The survey took place as the coronavirus outbreak spread throughout the U.S.

"As ratings for China have declined, so too has confidence in Chinese President Xi Jinping. Roughly seven-in-ten Americans (71%) say they do not have confidence in Xi to do the right thing when it comes to world affairs – a high since the Center first asked the question. Just 22% say they have faith in the Chinese leader, down 15 percentage points since last year," it said.

"The drop in confidence from 2019 to 2020 is especially notable. While views of Xi have been fairly stable for the past few years, remaining within a 10 percentage point range, in just the last year the percentage saying they lack confidence in him has increased by 21 points. This shift occurred among both Republicans and Democrats, as well as among older and younger Americans," said the research.

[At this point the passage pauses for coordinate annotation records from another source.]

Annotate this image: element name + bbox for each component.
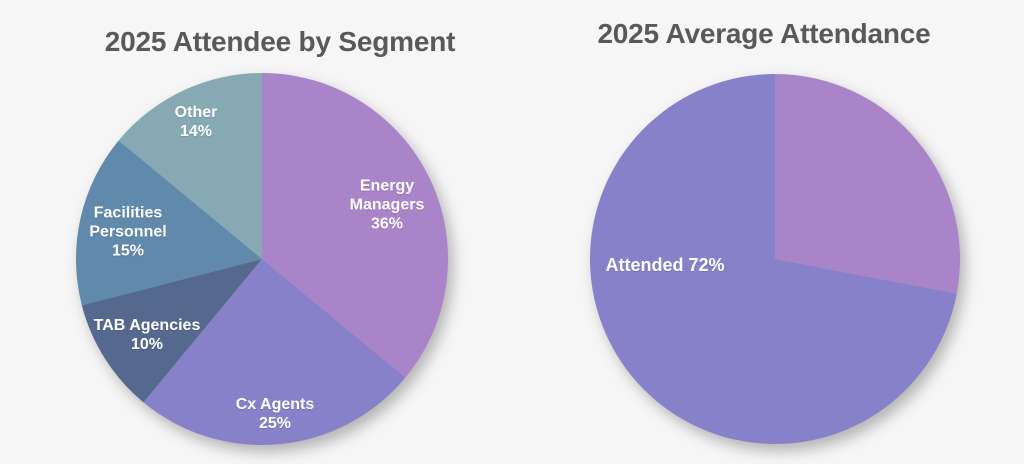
pie-slice-energy-managers bbox=[262, 73, 449, 378]
pie-slice-tab-agencies bbox=[81, 259, 262, 403]
pie-chart-average-attendance: Attended 72% bbox=[589, 74, 960, 444]
pie-svg bbox=[75, 72, 449, 446]
chart-title-average-attendance: 2025 Average Attendance bbox=[597, 18, 931, 49]
pie-chart-attendee-by-segment: Energy Managers 36% Cx Agents 25% TAB Agencie… bbox=[75, 72, 449, 446]
pie-svg bbox=[589, 74, 960, 444]
pie-slice-cx-agents bbox=[143, 259, 406, 446]
pie-slice-unlabeled bbox=[775, 74, 960, 294]
pie-slice-other bbox=[118, 72, 263, 259]
pie-slice-attended bbox=[589, 74, 957, 444]
chart-title-attendee-by-segment: 2025 Attendee by Segment bbox=[104, 26, 456, 57]
pie-slice-facilities-personnel bbox=[75, 140, 263, 306]
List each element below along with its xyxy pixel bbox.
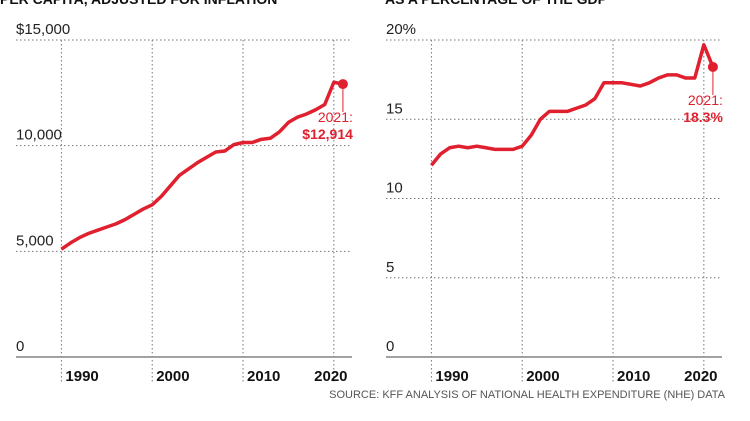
chart-title: PER CAPITA, ADJUSTED FOR INFLATION [0, 0, 277, 7]
data-line [430, 43, 715, 167]
x-tick-label: 1990 [435, 368, 468, 385]
y-tick-label: 15 [386, 100, 403, 117]
y-tick-label: 0 [16, 338, 24, 355]
y-tick-label: 20% [386, 21, 416, 38]
annotation: $12,914 [302, 126, 353, 142]
chart-title: AS A PERCENTAGE OF THE GDP [385, 0, 607, 7]
x-tick-label: 2010 [247, 368, 280, 385]
y-tick-label: 5,000 [16, 232, 54, 249]
y-tick-label: 10,000 [16, 127, 62, 144]
x-tick-label: 1990 [65, 368, 98, 385]
annotation: 18.3% [683, 109, 723, 125]
y-tick-label: 5 [386, 259, 394, 276]
y-tick-label: $15,000 [16, 21, 70, 38]
x-tick-label: 2010 [617, 368, 650, 385]
end-point [337, 79, 348, 90]
x-tick-label: 2000 [526, 368, 559, 385]
end-point [707, 61, 718, 72]
y-tick-label: 0 [386, 338, 394, 355]
data-line [60, 80, 344, 251]
annotation: 2021: [688, 92, 723, 108]
x-tick-label: 2020 [314, 368, 347, 385]
annotation: 2021: [318, 109, 353, 125]
x-tick-label: 2020 [684, 368, 717, 385]
source-note: SOURCE: KFF ANALYSIS OF NATIONAL HEALTH … [329, 389, 726, 401]
y-tick-label: 10 [386, 180, 403, 197]
x-tick-label: 2000 [156, 368, 189, 385]
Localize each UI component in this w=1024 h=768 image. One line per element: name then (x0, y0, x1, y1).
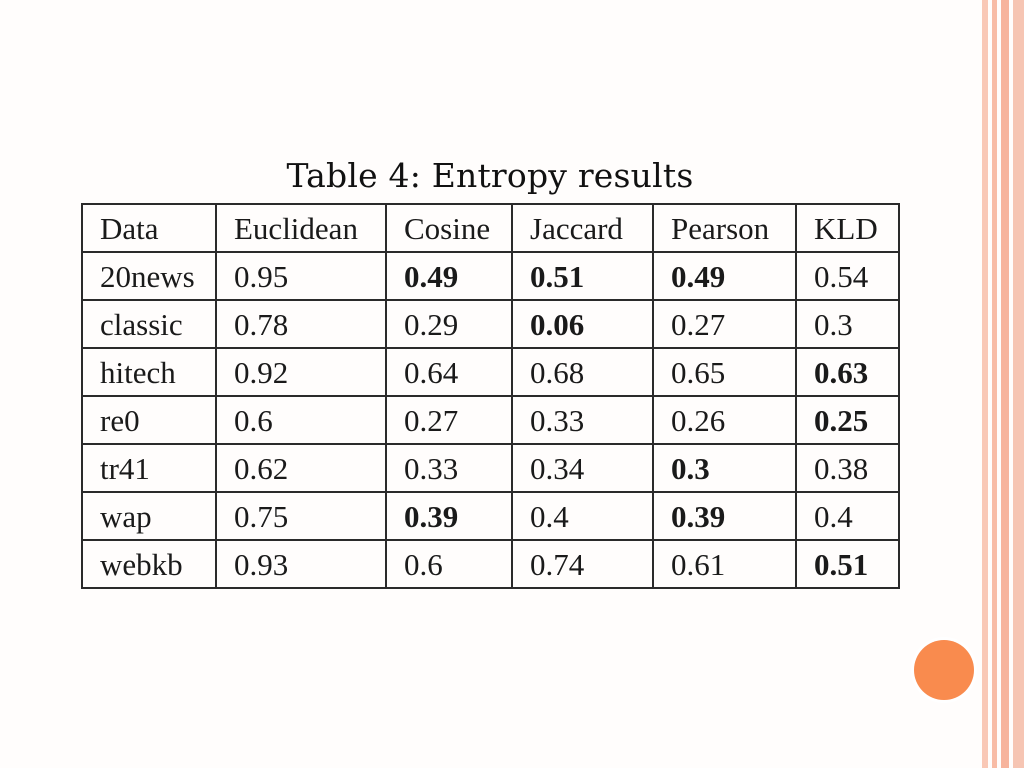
table-cell: 0.95 (215, 251, 387, 301)
column-header: Euclidean (215, 203, 387, 253)
table-caption: Table 4: Entropy results (286, 156, 694, 195)
table-cell: 0.68 (511, 347, 654, 397)
row-label: classic (81, 299, 217, 349)
table-cell: 0.54 (795, 251, 900, 301)
decorative-stripe (1001, 0, 1009, 768)
column-header: Cosine (385, 203, 513, 253)
table-cell: 0.6 (385, 539, 513, 589)
column-header: KLD (795, 203, 900, 253)
entropy-results-table: Data Euclidean Cosine Jaccard Pearson KL… (81, 203, 900, 589)
table-cell: 0.78 (215, 299, 387, 349)
table-cell: 0.34 (511, 443, 654, 493)
row-label: re0 (81, 395, 217, 445)
table-cell: 0.61 (652, 539, 797, 589)
decorative-stripe (992, 0, 997, 768)
table-header-row: Data Euclidean Cosine Jaccard Pearson KL… (81, 203, 900, 253)
column-header: Data (81, 203, 217, 253)
table-cell: 0.33 (385, 443, 513, 493)
table-cell: 0.3 (652, 443, 797, 493)
decorative-stripe (1013, 0, 1024, 768)
table-cell: 0.06 (511, 299, 654, 349)
table-cell: 0.38 (795, 443, 900, 493)
table-cell: 0.75 (215, 491, 387, 541)
table-cell: 0.92 (215, 347, 387, 397)
table-cell: 0.74 (511, 539, 654, 589)
row-label: hitech (81, 347, 217, 397)
column-header: Pearson (652, 203, 797, 253)
table-cell: 0.6 (215, 395, 387, 445)
table-cell: 0.93 (215, 539, 387, 589)
row-label: wap (81, 491, 217, 541)
row-label: tr41 (81, 443, 217, 493)
table-row: tr41 0.62 0.33 0.34 0.3 0.38 (81, 443, 900, 493)
column-header: Jaccard (511, 203, 654, 253)
table-cell: 0.49 (652, 251, 797, 301)
table-row: wap 0.75 0.39 0.4 0.39 0.4 (81, 491, 900, 541)
table-row: hitech 0.92 0.64 0.68 0.65 0.63 (81, 347, 900, 397)
table-cell: 0.65 (652, 347, 797, 397)
table-cell: 0.63 (795, 347, 900, 397)
table-cell: 0.62 (215, 443, 387, 493)
table-cell: 0.3 (795, 299, 900, 349)
row-label: webkb (81, 539, 217, 589)
table-row: webkb 0.93 0.6 0.74 0.61 0.51 (81, 539, 900, 589)
table-cell: 0.4 (511, 491, 654, 541)
table-cell: 0.51 (511, 251, 654, 301)
table-cell: 0.27 (385, 395, 513, 445)
decorative-circle (914, 640, 974, 700)
table-cell: 0.39 (385, 491, 513, 541)
table-cell: 0.29 (385, 299, 513, 349)
table-cell: 0.51 (795, 539, 900, 589)
decorative-stripe (982, 0, 988, 768)
table-row: re0 0.6 0.27 0.33 0.26 0.25 (81, 395, 900, 445)
table-cell: 0.4 (795, 491, 900, 541)
table-cell: 0.25 (795, 395, 900, 445)
row-label: 20news (81, 251, 217, 301)
table-cell: 0.26 (652, 395, 797, 445)
table-cell: 0.39 (652, 491, 797, 541)
table-cell: 0.27 (652, 299, 797, 349)
table-cell: 0.33 (511, 395, 654, 445)
table-cell: 0.64 (385, 347, 513, 397)
table-row: 20news 0.95 0.49 0.51 0.49 0.54 (81, 251, 900, 301)
table-cell: 0.49 (385, 251, 513, 301)
table-row: classic 0.78 0.29 0.06 0.27 0.3 (81, 299, 900, 349)
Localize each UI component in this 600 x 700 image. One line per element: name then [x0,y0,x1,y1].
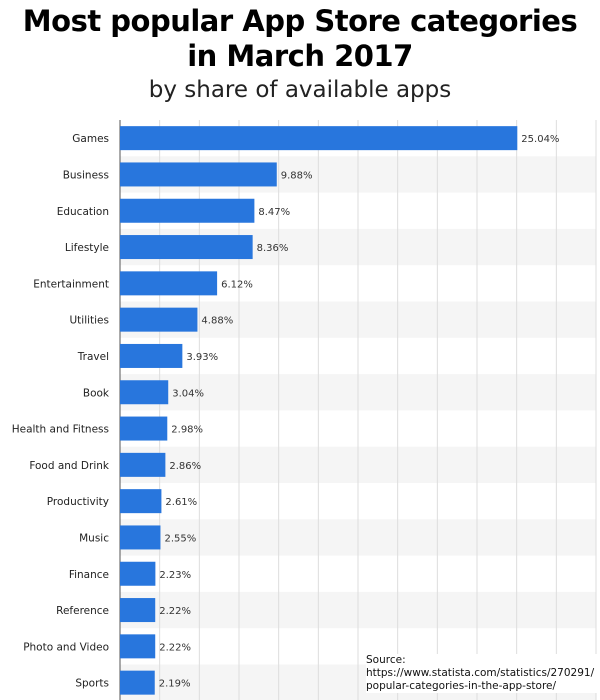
value-label: 3.93% [186,352,218,363]
value-label: 8.47% [258,207,290,218]
category-label: Business [63,169,109,181]
bar-finance [120,561,156,586]
bar-health-and-fitness [120,416,168,441]
bar-games [120,126,518,151]
value-label: 2.55% [164,533,196,544]
value-label: 6.12% [221,279,253,290]
category-label: Lifestyle [65,242,109,254]
value-label: 4.88% [201,316,233,327]
value-label: 2.61% [165,497,197,508]
value-label: 25.04% [521,134,559,145]
value-label: 2.22% [159,606,191,617]
bar-reference [120,598,156,623]
value-label: 2.86% [169,461,201,472]
value-label: 2.23% [159,570,191,581]
category-label: Reference [56,605,109,617]
category-label: Productivity [47,496,109,508]
value-label: 2.98% [171,425,203,436]
source-label: Source: [366,654,406,666]
value-label: 9.88% [281,170,313,181]
chart-title: Most popular App Store categories in Mar… [0,4,600,74]
category-label: Finance [69,569,109,581]
bar-travel [120,343,183,368]
source-url-line-2: popular-categories-in-the-app-store/ [366,680,557,692]
chart-title-line-1: Most popular App Store categories [22,4,578,38]
source-note: Source: https://www.statista.com/statist… [366,654,598,693]
bar-education [120,198,255,223]
category-label: Music [79,532,109,544]
category-label: Food and Drink [29,460,110,472]
bar-entertainment [120,271,218,296]
bar-photo-and-video [120,634,156,659]
bar-sports [120,670,155,695]
bar-lifestyle [120,235,253,260]
category-label: Games [72,133,109,145]
category-label: Health and Fitness [12,424,109,436]
category-label: Education [57,206,109,218]
category-label: Sports [75,678,109,690]
category-label: Photo and Video [23,641,109,653]
category-label: Entertainment [33,278,109,290]
bar-business [120,162,277,187]
category-label: Utilities [69,315,109,327]
bar-music [120,525,161,550]
value-label: 2.22% [159,642,191,653]
value-label: 3.04% [172,388,204,399]
chart-subtitle: by share of available apps [148,77,452,103]
value-label: 2.19% [159,679,191,690]
bar-utilities [120,307,198,332]
bar-book [120,380,169,405]
bar-productivity [120,489,162,514]
category-label: Book [83,387,110,399]
bar-food-and-drink [120,452,166,477]
value-label: 8.36% [257,243,289,254]
category-label: Travel [77,351,109,363]
source-url-line-1: https://www.statista.com/statistics/2702… [366,667,595,679]
chart-title-line-2: in March 2017 [187,39,413,73]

Raising doubts, Professor Anne-Marie Brady, a New Zealand politics researcher at the University of Canterbury tweeted: "Covid-19 may well be a circuit-breaker for Flag of China foreign interference relationships in some countries who realise CCP’s mismanagement & lies led to Covid-19 becoming a pandemic, but also, because travel restrictions prohibit illegal & nefarious activities, as well as positive ones."